I HATE THE VEST. I rarely take my acapella, and CPT hurts my lung walls. People do it too hard or something. So anyways, I am getting a gym membership as soon as I get rid of these fevers again. I have currently decided that working out may be the one thing that saves me from kicking the bucket. I want to be healthy, and I am tired of my life style right now. I want to be as 'normal' as possible, so gym... Here I come! I am going to start logging my gym results and weight and what not. :) I also want to start taking morning walks, I heard it brings a lot of gunk up... We all love that, don't we? Luckily my gym and tanning place is within walkable distance to my apartment, so I think I may just walk there in the morning and back.

That's pretty much about all for now, I am having a positive outlook on things, and I am not letting ANYTHING bring me down this year! I have met some pretty inspiring people online (Ronnie, Ben, you know who you are!), and I want to be up there with them! :)

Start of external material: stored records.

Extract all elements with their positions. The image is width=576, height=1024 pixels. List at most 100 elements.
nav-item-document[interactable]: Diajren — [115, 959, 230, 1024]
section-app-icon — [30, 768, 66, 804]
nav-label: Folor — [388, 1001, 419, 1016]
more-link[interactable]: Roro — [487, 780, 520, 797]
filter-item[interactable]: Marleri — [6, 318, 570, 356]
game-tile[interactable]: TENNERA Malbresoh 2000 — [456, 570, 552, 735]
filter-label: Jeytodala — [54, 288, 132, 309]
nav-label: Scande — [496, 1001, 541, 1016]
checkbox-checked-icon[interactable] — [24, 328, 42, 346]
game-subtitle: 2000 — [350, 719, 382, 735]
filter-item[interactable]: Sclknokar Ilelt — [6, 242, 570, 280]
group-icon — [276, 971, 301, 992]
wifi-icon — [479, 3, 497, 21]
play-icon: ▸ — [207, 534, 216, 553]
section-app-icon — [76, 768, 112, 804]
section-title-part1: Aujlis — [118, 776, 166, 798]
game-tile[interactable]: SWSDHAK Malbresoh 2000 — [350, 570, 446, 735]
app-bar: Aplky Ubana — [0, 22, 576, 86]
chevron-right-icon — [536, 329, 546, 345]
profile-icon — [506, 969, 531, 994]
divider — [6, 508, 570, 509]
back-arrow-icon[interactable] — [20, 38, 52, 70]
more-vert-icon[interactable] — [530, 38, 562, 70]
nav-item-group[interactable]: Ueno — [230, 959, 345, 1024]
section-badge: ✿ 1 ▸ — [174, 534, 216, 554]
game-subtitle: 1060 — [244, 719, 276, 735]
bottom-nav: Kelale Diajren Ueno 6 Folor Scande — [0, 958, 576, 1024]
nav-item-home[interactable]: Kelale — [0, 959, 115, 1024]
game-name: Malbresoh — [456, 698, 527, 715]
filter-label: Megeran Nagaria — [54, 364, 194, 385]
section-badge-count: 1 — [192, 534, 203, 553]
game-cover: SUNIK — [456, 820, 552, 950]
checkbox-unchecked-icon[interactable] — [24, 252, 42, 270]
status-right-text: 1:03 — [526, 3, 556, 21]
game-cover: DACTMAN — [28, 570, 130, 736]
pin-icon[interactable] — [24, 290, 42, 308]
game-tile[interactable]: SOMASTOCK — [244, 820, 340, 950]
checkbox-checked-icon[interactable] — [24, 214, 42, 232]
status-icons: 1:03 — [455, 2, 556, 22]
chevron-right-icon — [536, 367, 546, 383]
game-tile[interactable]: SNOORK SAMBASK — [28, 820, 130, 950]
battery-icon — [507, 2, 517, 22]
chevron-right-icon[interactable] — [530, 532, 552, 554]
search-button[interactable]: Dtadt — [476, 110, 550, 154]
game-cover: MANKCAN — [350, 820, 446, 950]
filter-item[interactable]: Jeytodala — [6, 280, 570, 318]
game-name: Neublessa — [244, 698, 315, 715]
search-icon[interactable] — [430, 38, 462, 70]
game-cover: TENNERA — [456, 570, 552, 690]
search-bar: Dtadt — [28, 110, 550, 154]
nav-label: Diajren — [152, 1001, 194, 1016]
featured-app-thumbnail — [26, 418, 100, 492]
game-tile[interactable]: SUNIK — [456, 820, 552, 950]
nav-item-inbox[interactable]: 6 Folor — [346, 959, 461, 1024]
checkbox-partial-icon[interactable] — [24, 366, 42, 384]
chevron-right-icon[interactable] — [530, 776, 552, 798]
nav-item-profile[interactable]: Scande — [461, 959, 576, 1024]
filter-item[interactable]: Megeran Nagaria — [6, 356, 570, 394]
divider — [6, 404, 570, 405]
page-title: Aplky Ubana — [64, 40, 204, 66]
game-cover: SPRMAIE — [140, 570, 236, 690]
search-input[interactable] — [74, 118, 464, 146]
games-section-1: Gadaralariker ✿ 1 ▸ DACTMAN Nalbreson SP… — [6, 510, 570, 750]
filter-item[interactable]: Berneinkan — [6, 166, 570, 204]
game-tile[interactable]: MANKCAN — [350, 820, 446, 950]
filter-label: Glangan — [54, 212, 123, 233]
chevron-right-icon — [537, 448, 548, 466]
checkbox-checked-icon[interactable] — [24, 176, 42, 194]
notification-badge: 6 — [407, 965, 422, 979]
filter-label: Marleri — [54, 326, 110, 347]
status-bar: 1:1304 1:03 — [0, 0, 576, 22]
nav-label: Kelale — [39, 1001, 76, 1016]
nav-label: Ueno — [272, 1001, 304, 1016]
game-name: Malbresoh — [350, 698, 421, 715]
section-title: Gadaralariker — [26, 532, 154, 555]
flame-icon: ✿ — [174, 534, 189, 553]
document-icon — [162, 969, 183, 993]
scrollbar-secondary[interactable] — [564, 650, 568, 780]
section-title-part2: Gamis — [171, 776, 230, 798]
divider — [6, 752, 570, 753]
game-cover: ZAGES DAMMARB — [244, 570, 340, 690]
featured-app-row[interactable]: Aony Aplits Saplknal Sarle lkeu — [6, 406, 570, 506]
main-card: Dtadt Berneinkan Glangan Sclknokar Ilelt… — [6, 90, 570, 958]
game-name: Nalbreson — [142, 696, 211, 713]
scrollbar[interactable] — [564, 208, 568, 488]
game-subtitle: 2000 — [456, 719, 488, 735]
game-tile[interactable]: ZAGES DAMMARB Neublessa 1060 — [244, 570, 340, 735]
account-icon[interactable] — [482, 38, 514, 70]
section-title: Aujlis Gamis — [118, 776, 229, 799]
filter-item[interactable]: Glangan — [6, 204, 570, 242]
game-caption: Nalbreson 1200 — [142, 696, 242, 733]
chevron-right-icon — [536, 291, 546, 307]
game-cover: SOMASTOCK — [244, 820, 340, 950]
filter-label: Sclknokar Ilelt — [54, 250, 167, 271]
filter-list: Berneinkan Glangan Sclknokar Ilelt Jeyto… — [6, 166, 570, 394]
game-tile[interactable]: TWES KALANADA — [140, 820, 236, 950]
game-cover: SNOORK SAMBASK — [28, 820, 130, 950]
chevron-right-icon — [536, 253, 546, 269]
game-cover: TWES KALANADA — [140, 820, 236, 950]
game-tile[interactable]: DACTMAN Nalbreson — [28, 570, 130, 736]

Speaking of which, If you CFers haven't checked it out yet... go to CysticLife.org and sign up! It's an online community for those with CF and are affected by people with CF. It is amazing, I can't get enough, and some people stories are just so touching. Also, check out CF2CHAT.com, I am not a very big fan of CF forums, but I love this one. Everyone is very loving, and theirs barely any drama, which is the usual problem at most forums.

And ending this with a question, if anyone from Redding, CA is reading this, do you know if we are having Great Strides this year? I didn't see our chapter on the CFF site. This puzzles me... I really hope we are? WTF!

That's all for now, Hopefully by Monday night I can give you all an update on my first gym experience! Peace & Love.

1 comment:

  1. Stoked to hear that you're getting a gym membership!! If you need any work out ideas please let me know!!